In 2002, new Current Procedural Terminology (CPT) codes were established to allow providers to indicate when behavioral therapies were employed specifically for treatment of general medical disorders. In response, regional Centers for Medicare & Medicaid Services (CMS) carriers expressed interest in developing appropriate coverage decisions, accounting for available scientific evidence. CMS, through the Agency for Healthcare Research and Quality (AHRQ), requested the Duke Evidence-based Practice Center (EPC) to perform an evaluation of the evidence regarding a limited group of potential circumstances for the use of behavioral therapies for general medical disorders.

The new health and behavior codes (Appendix A) concentrate on assessments and interventions aimed at improving physical health. The focus of the current analysis is thus on physical health status. Potential intervention targets cover a wide range of possibilities including patient adherence to general medical treatment, symptom expression, health-promoting behaviors, health-related risk-taking behaviors, and overall adjustment to general medical illness. In conjunction with the CMS regional carrier medical directors, three medical conditions were selected for systematic review, based on their clinical importance and their representativeness of the variety conditions for which behavioral therapies are commonly considered. This technology assessment focuses on the first condition selected: diabetes mellitus.

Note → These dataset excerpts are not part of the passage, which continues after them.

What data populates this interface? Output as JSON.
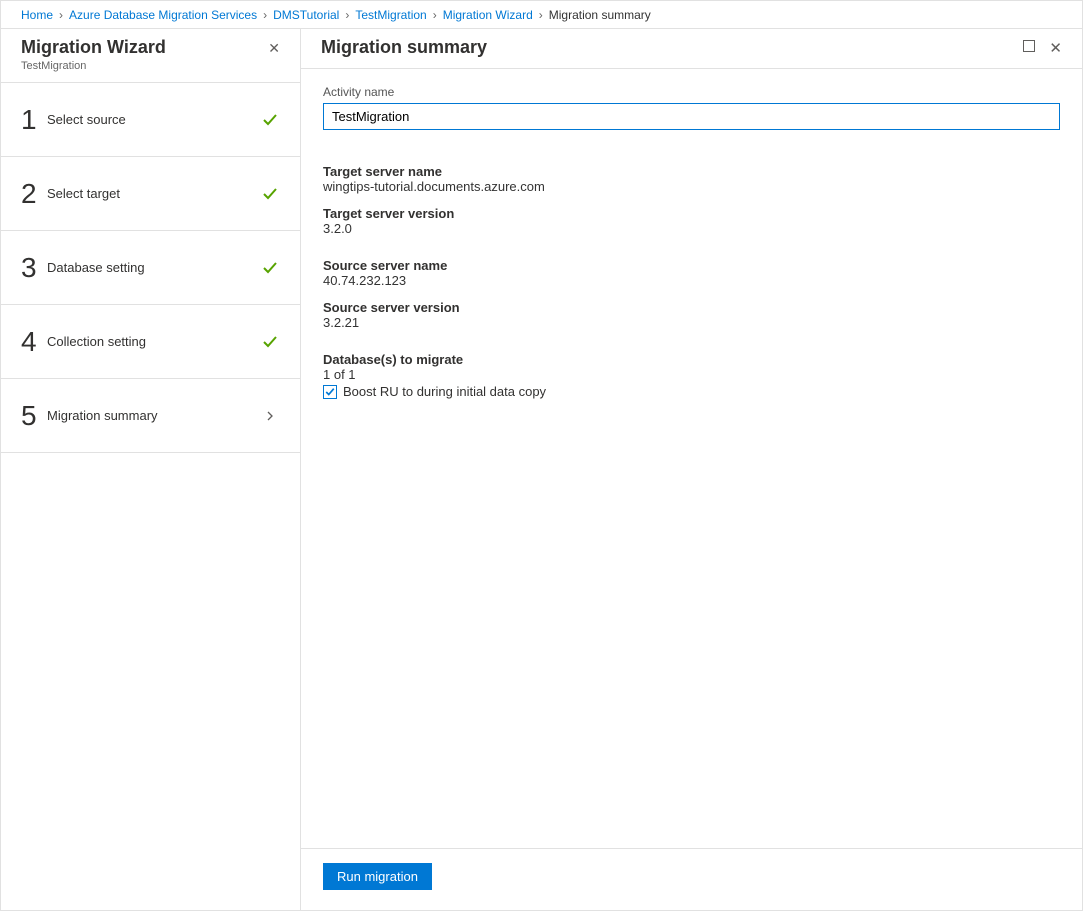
{
  "breadcrumb": {
    "links": [
      "Home",
      "Azure Database Migration Services",
      "DMSTutorial",
      "TestMigration",
      "Migration Wizard"
    ],
    "current": "Migration summary"
  },
  "sidebar": {
    "title": "Migration Wizard",
    "subtitle": "TestMigration",
    "steps": [
      {
        "num": "1",
        "label": "Select source",
        "state": "done"
      },
      {
        "num": "2",
        "label": "Select target",
        "state": "done"
      },
      {
        "num": "3",
        "label": "Database setting",
        "state": "done"
      },
      {
        "num": "4",
        "label": "Collection setting",
        "state": "done"
      },
      {
        "num": "5",
        "label": "Migration summary",
        "state": "current"
      }
    ]
  },
  "main": {
    "title": "Migration summary",
    "activity_name_label": "Activity name",
    "activity_name_value": "TestMigration",
    "target_server_name_label": "Target server name",
    "target_server_name_value": "wingtips-tutorial.documents.azure.com",
    "target_server_version_label": "Target server version",
    "target_server_version_value": "3.2.0",
    "source_server_name_label": "Source server name",
    "source_server_name_value": "40.74.232.123",
    "source_server_version_label": "Source server version",
    "source_server_version_value": "3.2.21",
    "databases_label": "Database(s) to migrate",
    "databases_value": "1 of 1",
    "boost_checkbox_label": "Boost RU to during initial data copy",
    "boost_checked": true,
    "run_button": "Run migration"
  }
}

Framework of the Technology Assessment: Efficacy in Terms of Clinical Outcomes

This review was designed to answer the following analytic question: Do behavioral interventions for individuals with diabetes result in improved physical health outcome(s), compared with control interventions? The specific effort focused on behavioral therapies presumed to improve health outcomes by improving adherence by patients with diabetes mellitus (e.g., in recommended use of insulin and other medications, diet, exercise, and so on). The specific clinical outcomes of interest included the following categories:

  • Glycemic control.
  • Control of risk factors especially important to individuals with diabetes (e.g., obesity, hyperlipidemia, hypertension).
  • Health events (e.g., hospitalization related to diabetes).

Policy Considerations Guiding the Current Technology Assessment

To make the current technology assessment relevant to the decision needs of the CMS regional medical directors, three policy considerations guided the review process.

First, interventions currently covered by CMS under preexisting codes are not included in this assessment. Most salient are:

  • Diabetes self-management training.
  • Medical nutrition therapy.
  • Institutional and home care education programs already covered for home health agencies, skilled nursing facilities, hospitals, and outpatient physical therapy providers.
  • Behavioral therapies provided for individuals with related psychiatric diagnoses.

Second, while behavioral therapies may be deemed generally reimbursable, it is potentially valuable to regional carriers to specify the conditions under which reimbursement will be provided, based on considerations such as patient, provider, and therapy characteristics. Thus, in this assessment, we sought to identify the circumstances in which behavioral therapies might be especially effective or not. Examples of potentially relevant patient characteristics are age, comorbid conditions, and previous or concurrent therapies. Provider characteristics could include education/licensure and training in the specific behavioral intervention. Therapy could be characterized by type and intensity. As potential guides to targeted reimbursement, we also considered behavioral outcomes in addition to health outcomes.

Third, an evidence-based reimbursement strategy is most useful if the evidence is scientifically credible. Given the real and perceived potential for bias in studies of behavioral therapies, this technology assessment is restricted to assessing randomized controlled trials.